Edita Birnkrant, the executive director of New Yorkers for Clean, Livable, and Safe Streets, called what happens to carriage horses in Central Park animal abuse.

“We’re enabling animal abuse right out in the open on our city streets,” Birnkrant said.

Christina Hansen, a spokesperson for the carriage drivers, said otherwise.

“We’re always looking after them,” Hansen said. “The horses are really well cared for.”

NYCLASS tweeted images of a carriage horse named Michelle where you can see her ribs and a scab. Hansen says Michelle was checked out by a veterinarian.

“She has a nickel-sized scab on her hip unrelated to her harness,” Hansen said. “She probably bumped it going in or out of the stable. The driver had treated the scab, which was closed, with Blu-Kote which is an antiseptic spray so it had stained the area and made it look much bigger.”

Birnkrant took a video of the same horse back at the livery stable on W. 38th Street with a yellow gel substance covering the scabs.

“Anyone that would justify this animal torture should be criminally charged and not be around animals,” Birnkrant said.

Hansen says the yellow gel substance is a commonly used topical antiseptic.

“Anybody who knows anything about horses, this is like having Neosporin or band-aids in the medicine cabinet,” Hansen said. “There is no mystery to this.”

NYCLASS filed a complaint with the Health Department over the weekend.

“To force a horse that is emaciated with multiple wounds, to pull a carriage until she drops dead is obscene,” Birnkrant said.

Hansen is shutting down claims of the horse being emaciated, saying she just had her bi-annual exam and was inspected by the vet again because of the complaint.

“The veterinarian reports that she’s in good weight,” Hansen added. “She’s a four on the Henneke body condition score.
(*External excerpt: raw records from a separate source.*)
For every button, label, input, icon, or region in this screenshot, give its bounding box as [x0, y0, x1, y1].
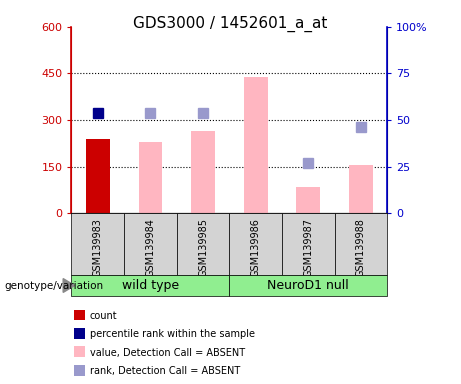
Text: rank, Detection Call = ABSENT: rank, Detection Call = ABSENT	[90, 366, 240, 376]
FancyBboxPatch shape	[71, 213, 124, 275]
Polygon shape	[63, 279, 75, 293]
Text: genotype/variation: genotype/variation	[5, 280, 104, 291]
Bar	[244, 76, 267, 213]
Bar	[139, 142, 162, 213]
Text: wild type: wild type	[122, 279, 179, 292]
Text: value, Detection Call = ABSENT: value, Detection Call = ABSENT	[90, 348, 245, 358]
Text: GSM139986: GSM139986	[251, 218, 260, 277]
FancyBboxPatch shape	[335, 213, 387, 275]
FancyBboxPatch shape	[282, 213, 335, 275]
FancyBboxPatch shape	[71, 275, 229, 296]
Bar	[349, 165, 373, 213]
Text: GSM139985: GSM139985	[198, 218, 208, 277]
Text: percentile rank within the sample: percentile rank within the sample	[90, 329, 255, 339]
Bar	[86, 139, 110, 213]
FancyBboxPatch shape	[177, 213, 229, 275]
Bar	[296, 187, 320, 213]
FancyBboxPatch shape	[229, 275, 387, 296]
Text: GSM139984: GSM139984	[145, 218, 155, 277]
Text: GSM139983: GSM139983	[93, 218, 103, 277]
Bar	[191, 131, 215, 213]
Text: count: count	[90, 311, 118, 321]
Text: NeuroD1 null: NeuroD1 null	[267, 279, 349, 292]
Text: GSM139988: GSM139988	[356, 218, 366, 277]
Text: GDS3000 / 1452601_a_at: GDS3000 / 1452601_a_at	[133, 15, 328, 31]
Text: GSM139987: GSM139987	[303, 218, 313, 277]
FancyBboxPatch shape	[229, 213, 282, 275]
FancyBboxPatch shape	[124, 213, 177, 275]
Four to six is normal, with one being emaciated and nine being morbidly obese.”

The horse is now in Pennsylvania, where she’ll be for at least a month on vacation which is mandated by the city, according to Handen.

Years ago while on the campaign trail, Mayor Bill de Blasio promised that he was going to get rid of the horse and carriages. Eight years later, they’re still working on the streets, angering activists with horse owners on the defense.

NYCLASS is offering to take the horse and place it on a farm or sanctuary home where it can roam free at all times and be surrounded by greenery.